From laboratory experiments to LISA Pathfinder: achieving LISA geodesic motion
F Antonucci, M Armano, H Audley, G Auger, M Benedetti, P Binetruy, C, Boatella, J Bogenstahl, D Bortoluzzi, P Bosetti, N Brandt, M Caleno, A, Cavalleri, M Cesa, M Chmeissani, G Ciani, A Conchillo, G Congedo, I, Cristofolini, M Cruise, K Danzmann, F De Marchi, M Diaz-Aguilo

TL;DR
This paper evaluates the LISA Pathfinder mission's ability to measure differential acceleration noise, demonstrating it can verify LISA's performance requirements through extensive ground testing and simulations.
Contribution
It provides a quantitative assessment of LISA Pathfinder's performance, linking ground tests and simulations to expected in-flight results.
Findings
LISA Pathfinder can verify acceleration noise within a factor of two at 1 mHz.
The mission can verify noise within a factor of six at 0.1 mHz.
Key disturbance models support LISA's performance guarantees.
Abstract
This paper presents a quantitative assessment of the performance of the upcoming LISA Pathfinder geodesic explorer mission.
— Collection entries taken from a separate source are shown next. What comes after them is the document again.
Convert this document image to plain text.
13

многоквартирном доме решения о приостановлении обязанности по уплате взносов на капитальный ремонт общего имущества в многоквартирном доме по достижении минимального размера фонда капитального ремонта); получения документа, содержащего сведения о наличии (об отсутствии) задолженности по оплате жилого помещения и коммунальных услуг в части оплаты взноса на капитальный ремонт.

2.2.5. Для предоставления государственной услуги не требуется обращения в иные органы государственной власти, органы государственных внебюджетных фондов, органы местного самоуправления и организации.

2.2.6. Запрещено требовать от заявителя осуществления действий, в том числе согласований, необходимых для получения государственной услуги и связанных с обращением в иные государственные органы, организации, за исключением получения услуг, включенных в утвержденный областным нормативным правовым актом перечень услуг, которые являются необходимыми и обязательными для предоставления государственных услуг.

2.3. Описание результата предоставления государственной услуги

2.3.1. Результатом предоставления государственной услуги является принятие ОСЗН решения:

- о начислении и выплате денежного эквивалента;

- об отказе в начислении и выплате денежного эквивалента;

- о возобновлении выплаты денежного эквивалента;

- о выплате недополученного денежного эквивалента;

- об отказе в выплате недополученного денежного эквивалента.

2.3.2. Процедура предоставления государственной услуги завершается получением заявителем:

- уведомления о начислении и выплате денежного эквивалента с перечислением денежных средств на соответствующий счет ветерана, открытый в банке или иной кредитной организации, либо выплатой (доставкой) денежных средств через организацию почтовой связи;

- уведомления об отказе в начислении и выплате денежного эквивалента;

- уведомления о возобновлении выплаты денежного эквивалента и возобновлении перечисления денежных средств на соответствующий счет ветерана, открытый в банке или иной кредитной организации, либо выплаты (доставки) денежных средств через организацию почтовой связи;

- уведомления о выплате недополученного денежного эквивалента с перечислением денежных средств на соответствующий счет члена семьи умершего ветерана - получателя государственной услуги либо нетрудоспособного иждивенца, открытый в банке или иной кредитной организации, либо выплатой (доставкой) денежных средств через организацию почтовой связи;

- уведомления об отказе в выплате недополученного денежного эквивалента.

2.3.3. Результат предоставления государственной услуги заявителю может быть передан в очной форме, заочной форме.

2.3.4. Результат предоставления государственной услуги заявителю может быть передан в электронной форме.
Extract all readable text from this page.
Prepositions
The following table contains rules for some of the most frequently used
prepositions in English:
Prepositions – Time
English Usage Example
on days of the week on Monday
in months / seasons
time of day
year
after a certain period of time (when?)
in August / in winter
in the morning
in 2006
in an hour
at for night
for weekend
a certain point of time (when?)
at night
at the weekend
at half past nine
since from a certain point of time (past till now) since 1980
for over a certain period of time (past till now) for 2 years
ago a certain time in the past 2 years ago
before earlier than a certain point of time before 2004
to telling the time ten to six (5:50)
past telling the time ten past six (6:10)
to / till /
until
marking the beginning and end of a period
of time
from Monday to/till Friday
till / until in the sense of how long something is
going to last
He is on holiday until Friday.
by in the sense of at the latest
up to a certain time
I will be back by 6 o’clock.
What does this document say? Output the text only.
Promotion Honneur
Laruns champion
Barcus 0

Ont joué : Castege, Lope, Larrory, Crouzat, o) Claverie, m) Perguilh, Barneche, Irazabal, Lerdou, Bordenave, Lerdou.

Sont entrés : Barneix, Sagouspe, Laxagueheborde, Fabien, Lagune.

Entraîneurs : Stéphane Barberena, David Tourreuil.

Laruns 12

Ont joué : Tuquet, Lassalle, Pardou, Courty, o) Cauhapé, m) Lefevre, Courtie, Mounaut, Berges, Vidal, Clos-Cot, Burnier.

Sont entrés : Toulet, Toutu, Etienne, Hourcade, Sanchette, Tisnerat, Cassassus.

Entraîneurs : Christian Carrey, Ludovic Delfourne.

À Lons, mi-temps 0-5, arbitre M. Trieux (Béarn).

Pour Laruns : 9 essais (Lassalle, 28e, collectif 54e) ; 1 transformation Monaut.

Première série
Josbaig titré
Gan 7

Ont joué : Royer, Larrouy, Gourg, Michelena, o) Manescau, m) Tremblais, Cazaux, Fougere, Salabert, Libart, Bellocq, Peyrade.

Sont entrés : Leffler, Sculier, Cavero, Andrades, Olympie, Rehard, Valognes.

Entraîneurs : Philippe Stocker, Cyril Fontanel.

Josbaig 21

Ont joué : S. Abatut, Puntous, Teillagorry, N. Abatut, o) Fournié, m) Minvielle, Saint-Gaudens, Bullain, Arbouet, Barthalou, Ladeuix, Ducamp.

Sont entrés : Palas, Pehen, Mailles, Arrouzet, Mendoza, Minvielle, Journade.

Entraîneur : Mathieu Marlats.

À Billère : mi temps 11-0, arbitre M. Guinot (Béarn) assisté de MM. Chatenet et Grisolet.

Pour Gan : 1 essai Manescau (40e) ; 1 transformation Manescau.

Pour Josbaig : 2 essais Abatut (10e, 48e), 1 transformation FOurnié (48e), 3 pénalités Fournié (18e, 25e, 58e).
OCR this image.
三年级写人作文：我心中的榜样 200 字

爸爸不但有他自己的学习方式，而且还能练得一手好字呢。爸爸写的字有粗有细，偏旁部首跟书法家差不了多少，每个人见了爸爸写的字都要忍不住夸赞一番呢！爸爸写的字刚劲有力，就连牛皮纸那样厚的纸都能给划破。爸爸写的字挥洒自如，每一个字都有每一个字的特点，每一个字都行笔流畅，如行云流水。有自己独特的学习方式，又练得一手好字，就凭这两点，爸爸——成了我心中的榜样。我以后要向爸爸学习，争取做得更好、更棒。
The findings are based on the results of extensive ground testing and simulation campaigns using flight hardware and flight control and operations algorithms. The results show that, for the central experiment of measuring the stray differential acceleration between the LISA test masses, LISA Pathfinder will be able to verify the overall acceleration noise to within a factor two of the LISA requirement at 1 mHz and within a factor 6 at 0.1 mHz. We also discuss the key elements of the physical model of disturbances, coming from LISA Pathfinder and ground measurement, that will guarantee the LISA performance.